Shortwave infrared organic phototransistors with improved performance via conjugated polymer blends and a metal reflector gate architecture

Abstract

Shortwave infrared (SWIR) photodetectors based on organic semiconductors hold promising potential for various applications. However, they face significant challenges, including poor air stability and low photoresponse. Here, a dual-optimization strategy is demonstrated to enhance SWIR organic phototransistor performance through the synergistic integration of material composition and device architecture engineering. A binary blend system combines a SWIR-absorbing low-bandgap polymer with another donor-acceptor type conjugated polymer possessing air-stability and high charge carrier mobility, forming a highly ordered co-crystalline structure with edge-on orientation that effectively improves both environmental stability and SWIR detection performance.
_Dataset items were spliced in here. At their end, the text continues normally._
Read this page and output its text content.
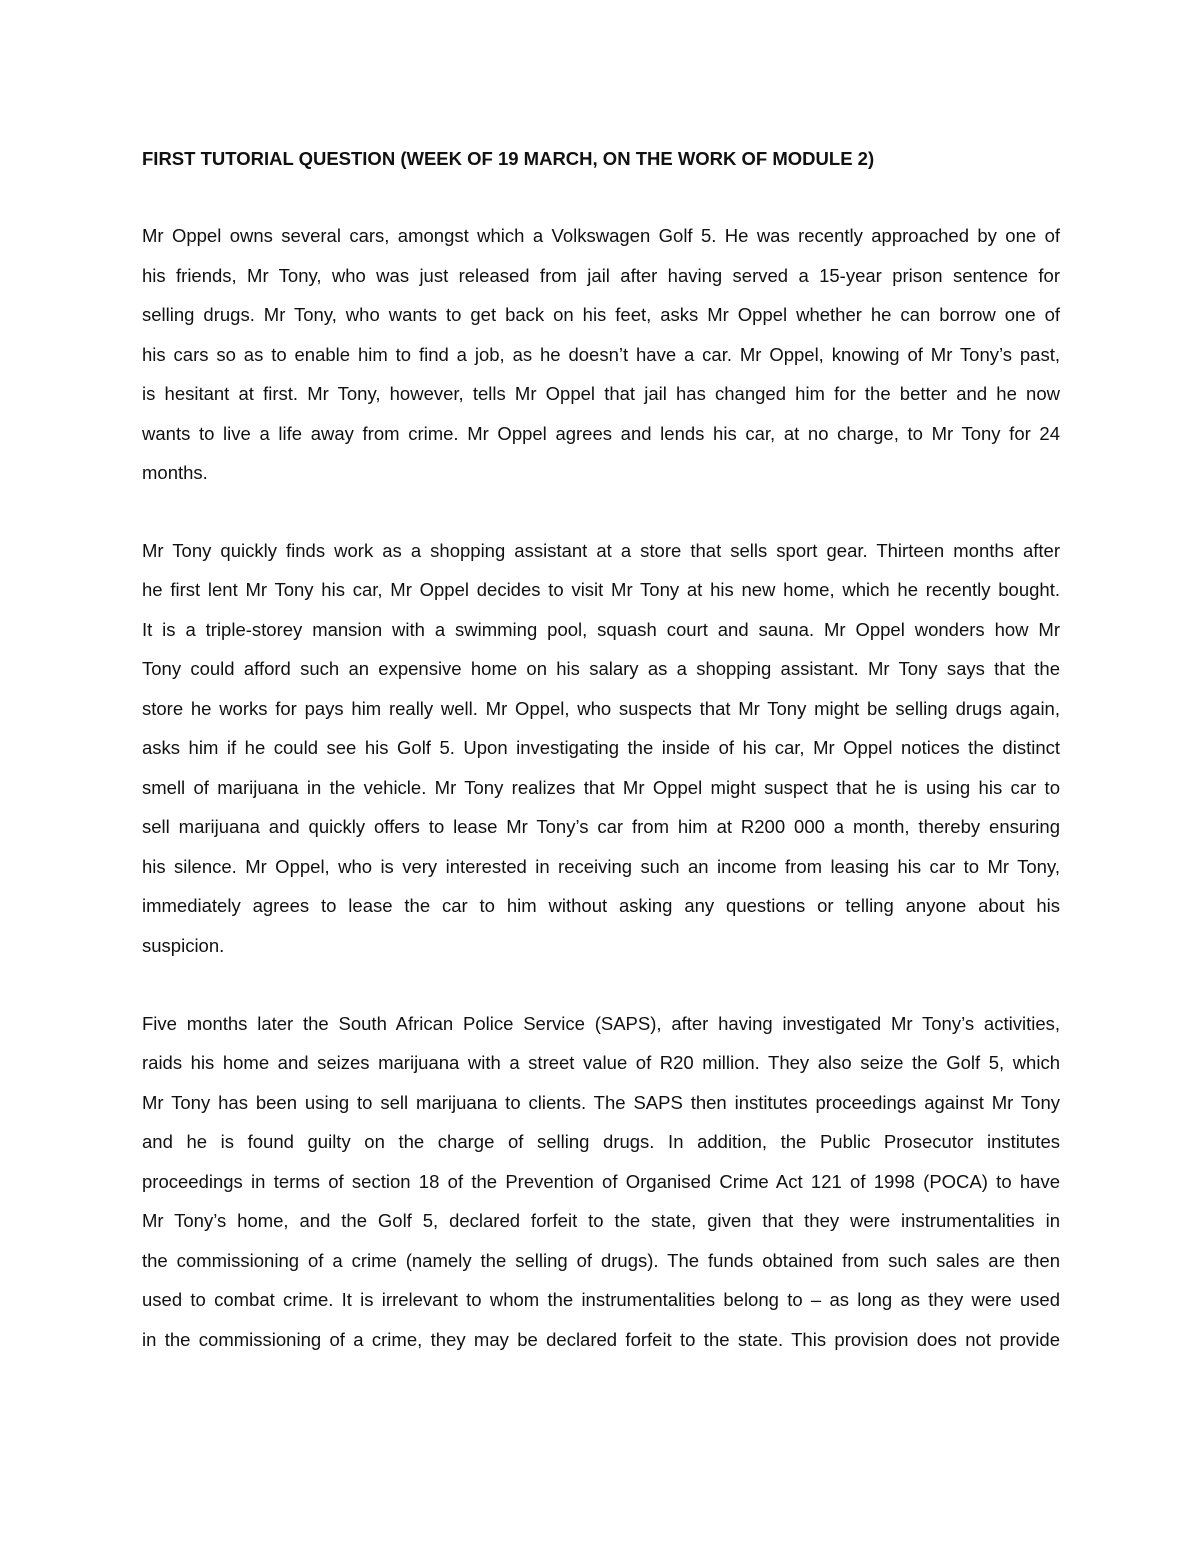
FIRST TUTORIAL QUESTION (WEEK OF 19 MARCH, ON THE WORK OF MODULE 2)
Mr Oppel owns several cars, amongst which a Volkswagen Golf 5. He was recently approached by one of
his friends, Mr Tony, who was just released from jail after having served a 15-year prison sentence for
selling drugs. Mr Tony, who wants to get back on his feet, asks Mr Oppel whether he can borrow one of
his cars so as to enable him to find a job, as he doesn’t have a car. Mr Oppel, knowing of Mr Tony’s past,
is hesitant at first. Mr Tony, however, tells Mr Oppel that jail has changed him for the better and he now
wants to live a life away from crime. Mr Oppel agrees and lends his car, at no charge, to Mr Tony for 24
months.
Mr Tony quickly finds work as a shopping assistant at a store that sells sport gear. Thirteen months after
he first lent Mr Tony his car, Mr Oppel decides to visit Mr Tony at his new home, which he recently bought.
It is a triple-storey mansion with a swimming pool, squash court and sauna. Mr Oppel wonders how Mr
Tony could afford such an expensive home on his salary as a shopping assistant. Mr Tony says that the
store he works for pays him really well. Mr Oppel, who suspects that Mr Tony might be selling drugs again,
asks him if he could see his Golf 5. Upon investigating the inside of his car, Mr Oppel notices the distinct
smell of marijuana in the vehicle. Mr Tony realizes that Mr Oppel might suspect that he is using his car to
sell marijuana and quickly offers to lease Mr Tony’s car from him at R200 000 a month, thereby ensuring
his silence. Mr Oppel, who is very interested in receiving such an income from leasing his car to Mr Tony,
immediately agrees to lease the car to him without asking any questions or telling anyone about his
suspicion.
Five months later the South African Police Service (SAPS), after having investigated Mr Tony’s activities,
raids his home and seizes marijuana with a street value of R20 million. They also seize the Golf 5, which
Mr Tony has been using to sell marijuana to clients. The SAPS then institutes proceedings against Mr Tony
and he is found guilty on the charge of selling drugs. In addition, the Public Prosecutor institutes
proceedings in terms of section 18 of the Prevention of Organised Crime Act 121 of 1998 (POCA) to have
Mr Tony’s home, and the Golf 5, declared forfeit to the state, given that they were instrumentalities in
the commissioning of a crime (namely the selling of drugs). The funds obtained from such sales are then
used to combat crime. It is irrelevant to whom the instrumentalities belong to – as long as they were used
in the commissioning of a crime, they may be declared forfeit to the state. This provision does not provide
Additionally, an embedded metal reflector gate architecture incorporating a high-k dielectric is designed to simultaneously enhance light absorption and enable low-voltage operation. The optimized phototransistors exhibit significantly improved photoresponse at 1310 nm with reduced operation voltage, achieving a photoresponsivity of 11.7 A W-1 and detectivity of 1.78 x 1011 Jones at -20 V gate bias. This work demonstrates that the integration of nanoscale morphology control and optical device engineering offers an effective approach toward high-performance SWIR organic photodetectors.